I don’t think the “before” graphic in the Chicago Pedestrian Plan shows a channelized right turn. It shows right turn lanes, but not the channelized kind. See this document on the FHWA’s website for a description and graphic: http://www.fhwa.dot.gov/publications/research/safety/04091/12.cfm#c1233 (control-F for “channelized”)
Here’s another document that may be useful in learning more about channelized turn lanes, at least in the respect of design for blind pedestrians: http://onlinepubs.trb.org/onlinepubs/nchrp/nchrp_rpt_674.pdf (from the National Cooperative Highway Research Program, part of the Transportation Research Board)
Since Chicago will be removing them, we won’t really need that research.
Thanks for that. I was just daydreaming that maybe CDOT could do a map like the bike share map where they take requests for the intersections with channels the public would like to have removed right away. One of my top choices would be the Congress and Columbus intersection alongside Buckingham Fountain (do we really need a double right turn channel leading into the heart of the Loop, just a few blocks away??)
And also my local Lincoln Park “favorite”, Clark Street where it meets up with LaSalle Drive, also a double-channel, creating a horrible, uncontrolled and unnecessary (and barely striped) pedestrian crossing. I carried my daughter when we crossed this intersection until she was WAY too old to be carried because I felt we had to be ready to RUN if a car driver didn’t see us/weren’t expecting a pedestrian there.

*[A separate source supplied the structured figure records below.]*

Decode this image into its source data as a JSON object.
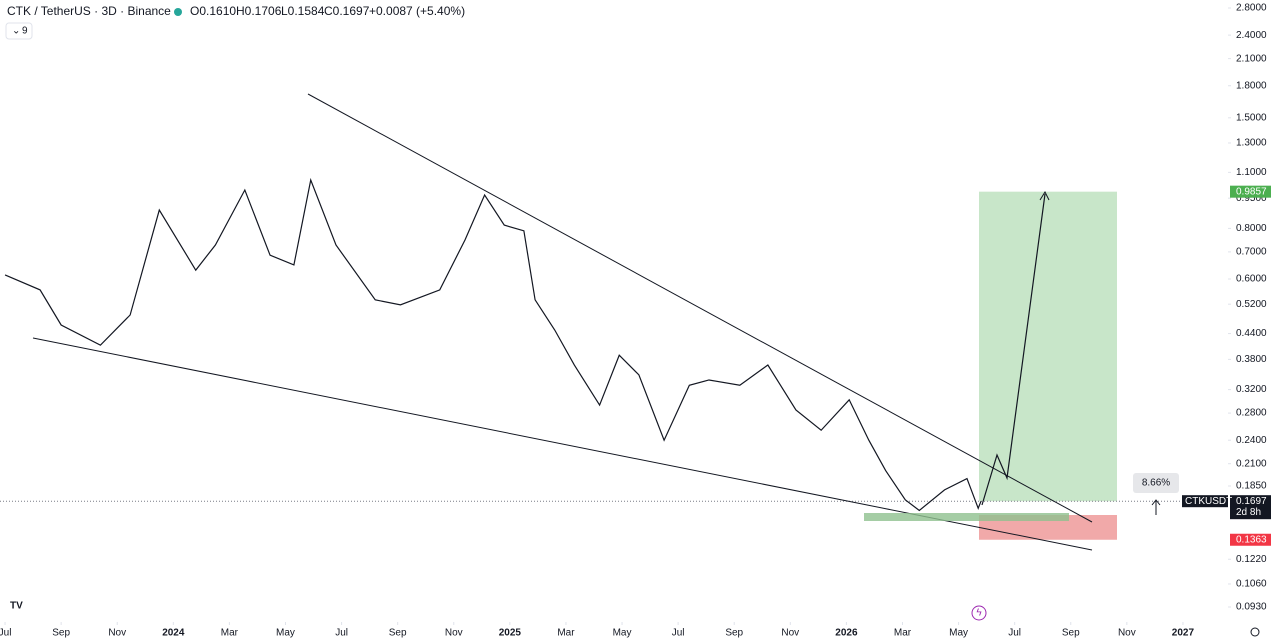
{
  "header": {
    "symbol": "CTK / TetherUS · 3D · Binance",
    "open": "O0.1610",
    "high": "H0.1706",
    "low": "L0.1584",
    "close": "C0.1697",
    "change": "+0.0087 (+5.40%)",
    "indicator": "9"
  },
  "chart_data": {
    "type": "line",
    "log_scale": true,
    "x": [
      0,
      1.25,
      2,
      3.4,
      4.46,
      5.5,
      6.8,
      7.5,
      8.55,
      9.45,
      10.3,
      10.9,
      11.8,
      13.2,
      14.1,
      15.5,
      16.4,
      17.1,
      17.8,
      18.5,
      18.9,
      19.6,
      20.3,
      21.2,
      21.9,
      22.6,
      23.5,
      24.4,
      25.1,
      26.2,
      27.2,
      28.2,
      29.1,
      30.1,
      30.8,
      31.4,
      32.1,
      32.6,
      33.5,
      34.3,
      34.7,
      34.8
    ],
    "series": [
      {
        "name": "CTKUSDT",
        "color": "#131722",
        "values": [
          0.614,
          0.564,
          0.462,
          0.412,
          0.489,
          0.888,
          0.631,
          0.728,
          0.995,
          0.687,
          0.65,
          1.053,
          0.728,
          0.533,
          0.518,
          0.564,
          0.749,
          0.967,
          0.815,
          0.789,
          0.533,
          0.449,
          0.368,
          0.293,
          0.389,
          0.348,
          0.24,
          0.328,
          0.338,
          0.328,
          0.368,
          0.285,
          0.254,
          0.302,
          0.24,
          0.202,
          0.171,
          0.161,
          0.181,
          0.193,
          0.163,
          0.1697
        ]
      }
    ],
    "xlim": [
      -0.18,
      43.5
    ],
    "xticks": [
      {
        "value": 0,
        "label": "Jul"
      },
      {
        "value": 2,
        "label": "Sep"
      },
      {
        "value": 4,
        "label": "Nov"
      },
      {
        "value": 6,
        "label": "2024"
      },
      {
        "value": 8,
        "label": "Mar"
      },
      {
        "value": 10,
        "label": "May"
      },
      {
        "value": 12,
        "label": "Jul"
      },
      {
        "value": 14,
        "label": "Sep"
      },
      {
        "value": 16,
        "label": "Nov"
      },
      {
        "value": 18,
        "label": "2025"
      },
      {
        "value": 20,
        "label": "Mar"
      },
      {
        "value": 22,
        "label": "May"
      },
      {
        "value": 24,
        "label": "Jul"
      },
      {
        "value": 26,
        "label": "Sep"
      },
      {
        "value": 28,
        "label": "Nov"
      },
      {
        "value": 30,
        "label": "2026"
      },
      {
        "value": 32,
        "label": "Mar"
      },
      {
        "value": 34,
        "label": "May"
      },
      {
        "value": 36,
        "label": "Jul"
      },
      {
        "value": 38,
        "label": "Sep"
      },
      {
        "value": 40,
        "label": "Nov"
      },
      {
        "value": 42,
        "label": "2027"
      }
    ],
    "ylim": [
      0.093,
      2.8
    ],
    "yticks": [
      {
        "value": 2.8,
        "label": "2.8000"
      },
      {
        "value": 2.4,
        "label": "2.4000"
      },
      {
        "value": 2.1,
        "label": "2.1000"
      },
      {
        "value": 1.8,
        "label": "1.8000"
      },
      {
        "value": 1.5,
        "label": "1.5000"
      },
      {
        "value": 1.3,
        "label": "1.3000"
      },
      {
        "value": 1.1,
        "label": "1.1000"
      },
      {
        "value": 0.95,
        "label": "0.9500"
      },
      {
        "value": 0.8,
        "label": "0.8000"
      },
      {
        "value": 0.7,
        "label": "0.7000"
      },
      {
        "value": 0.6,
        "label": "0.6000"
      },
      {
        "value": 0.52,
        "label": "0.5200"
      },
      {
        "value": 0.44,
        "label": "0.4400"
      },
      {
        "value": 0.38,
        "label": "0.3800"
      },
      {
        "value": 0.32,
        "label": "0.3200"
      },
      {
        "value": 0.28,
        "label": "0.2800"
      },
      {
        "value": 0.24,
        "label": "0.2400"
      },
      {
        "value": 0.21,
        "label": "0.2100"
      },
      {
        "value": 0.185,
        "label": "0.1850"
      },
      {
        "value": 0.122,
        "label": "0.1220"
      },
      {
        "value": 0.106,
        "label": "0.1060"
      },
      {
        "value": 0.093,
        "label": "0.0930"
      }
    ],
    "position": {
      "entry": 0.1697,
      "target": 0.9857,
      "stop": 0.1363,
      "target_label": "0.9857",
      "entry_label": "0.1697",
      "stop_label": "0.1363",
      "percent": "8.66%",
      "countdown": "2d 8h"
    }
  }
}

All this asphalt could be reclaimed as new green space instead, along with a really nice bike-only cut through, as shown in Walk Eagle Rock’s Berkeley example above.

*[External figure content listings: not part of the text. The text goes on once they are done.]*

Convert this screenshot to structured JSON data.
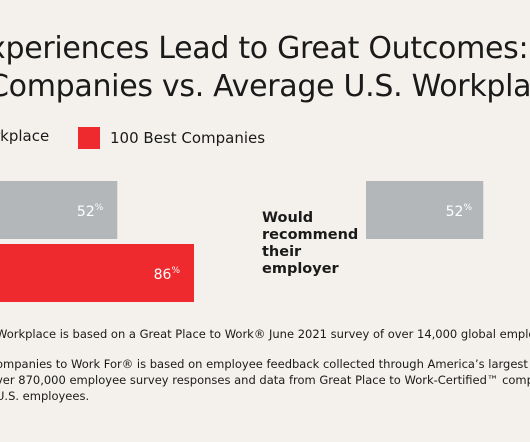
{
  "title": {
    "line1": "xperiences Lead to Great Outcomes:",
    "line2": "Companies vs. Average U.S. Workplac"
  },
  "legend": [
    {
      "name": "rkplace",
      "color": "#b3b7ba"
    },
    {
      "name": "100 Best Companies",
      "color": "#ef2a2e"
    }
  ],
  "chart_data": {
    "type": "bar",
    "orientation": "horizontal",
    "categories": [
      "",
      "Would recommend their employer"
    ],
    "category_label_lines": [
      "Would",
      "recommend",
      "their",
      "employer"
    ],
    "series": [
      {
        "name": "rkplace",
        "color": "#b3b7ba",
        "values": [
          52,
          52
        ],
        "labels": [
          "52%",
          "52%"
        ]
      },
      {
        "name": "100 Best Companies",
        "color": "#ef2a2e",
        "values": [
          86,
          null
        ],
        "labels": [
          "86%",
          ""
        ]
      }
    ],
    "value_unit": "%",
    "grid": false,
    "legend_position": "top"
  },
  "notes": {
    "line1": "Workplace is based on a Great Place to Work® June 2021 survey of over 14,000 global emplo",
    "line2": "ompanies to Work For® is based on employee feedback collected through America’s largest c",
    "line3": "ver 870,000 employee survey responses and data from Great Place to Work-Certified™ comp",
    "line4": "U.S. employees."
  }
}
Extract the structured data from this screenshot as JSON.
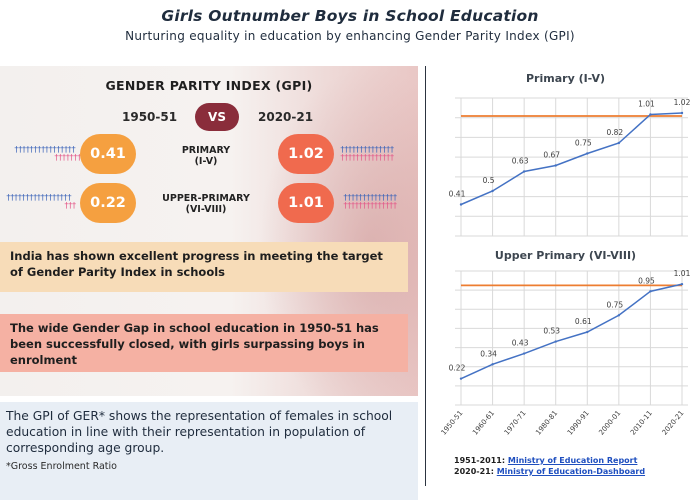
{
  "header": {
    "title": "Girls Outnumber Boys in School Education",
    "subtitle": "Nurturing equality in education by enhancing Gender Parity Index (GPI)"
  },
  "gpi_panel": {
    "heading": "GENDER PARITY INDEX (GPI)",
    "year_left": "1950-51",
    "vs": "VS",
    "year_right": "2020-21",
    "rows": [
      {
        "label_line1": "PRIMARY",
        "label_line2": "(I-V)",
        "value_1950": "0.41",
        "value_2021": "1.02"
      },
      {
        "label_line1": "UPPER-PRIMARY",
        "label_line2": "(VI-VIII)",
        "value_1950": "0.22",
        "value_2021": "1.01"
      }
    ],
    "colors": {
      "circle_1950": "#f5a040",
      "circle_2021": "#f06a4e",
      "vs_bg": "#8a2d3b",
      "male_icon": "#3b63b8",
      "female_icon": "#e35688"
    }
  },
  "bands": {
    "band1": "India has shown excellent progress in meeting the target of Gender Parity Index in schools",
    "band2": "The wide Gender Gap in school education in 1950-51 has been successfully closed, with girls surpassing boys in enrolment"
  },
  "ger_box": {
    "text": "The GPI of GER* shows the representation of females in school education in line with their representation in population of corresponding age group.",
    "footnote": "*Gross Enrolment Ratio"
  },
  "chart_data": [
    {
      "type": "line",
      "title": "Primary (I-V)",
      "x": [
        "1950-51",
        "1960-61",
        "1970-71",
        "1980-81",
        "1990-91",
        "2000-01",
        "2010-11",
        "2020-21"
      ],
      "data_labels": [
        "0.41",
        "0.5",
        "0.63",
        "0.67",
        "0.75",
        "0.82",
        "1.01",
        "1.02"
      ],
      "series": [
        {
          "values": [
            0.41,
            0.5,
            0.63,
            0.67,
            0.75,
            0.82,
            1.01,
            1.02
          ],
          "color": "#4472c4"
        },
        {
          "values": [
            1,
            1,
            1,
            1,
            1,
            1,
            1,
            1
          ],
          "color": "#ed7d31"
        }
      ],
      "ylim": [
        0.2,
        1.12
      ],
      "grid": true
    },
    {
      "type": "line",
      "title": "Upper Primary (VI-VIII)",
      "x": [
        "1950-51",
        "1960-61",
        "1970-71",
        "1980-81",
        "1990-91",
        "2000-01",
        "2010-11",
        "2020-21"
      ],
      "data_labels": [
        "0.22",
        "0.34",
        "0.43",
        "0.53",
        "0.61",
        "0.75",
        "0.95",
        "1.01"
      ],
      "series": [
        {
          "values": [
            0.22,
            0.34,
            0.43,
            0.53,
            0.61,
            0.75,
            0.95,
            1.01
          ],
          "color": "#4472c4"
        },
        {
          "values": [
            1,
            1,
            1,
            1,
            1,
            1,
            1,
            1
          ],
          "color": "#ed7d31"
        }
      ],
      "ylim": [
        0.0,
        1.12
      ],
      "grid": true
    }
  ],
  "sources": {
    "line1_prefix": "1951-2011:",
    "line1_link": "Ministry of Education Report",
    "line2_prefix": "2020-21:",
    "line2_link": "Ministry of Education-Dashboard"
  }
}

I built a map to accept submissions, but I don’t think I’m going to develop it any further because I am considering a solution that does what I want that’s mostly already built (even if it’s using someone else’s commercial-oriented website).
I don’t know if one can consider southbound Clark to southbound LaSalle a right-turn channelization, but it definitely has a channeling effect. It should be improved for two other reasons: the crosswalk is too long (and people in it are affected in the way you describe) and there’s no curb cut, according to Street View, at the northern end of the crosswalk, just a driveway.
Another plus would be that drivers no longer have to figure out their lane choice well in advance of knowing which lanes go where. Boston drivers have a bad rap, but so many times trying to get around unfamiliar streets, I end up in a turn lane ad I want to go straight or vice versa, so I dive across the single-white line to avoid it. And god help you if it’s rainy or snowy, making it hard to see the lines.
If drivers can count on Right lane = straight or right, they could better concentrate on the immediate job of operating their vehicles in a safe and courteous manner.
I realized one very obscure use for right-turn channelizations recently: for allowing tractor-trailers to turn right at otherwise-too-sharp intersections. But that would probably only be necessary on designated truck routes.
As a city we should be seriously considering the use of smaller trucks to move our cargo. There’s a lot of precedent for this in European city centers where goods must be offloaded to smaller vehicles, including to electric vehicles and cargo bikes.
Yes, complete streets need to consider freight access too.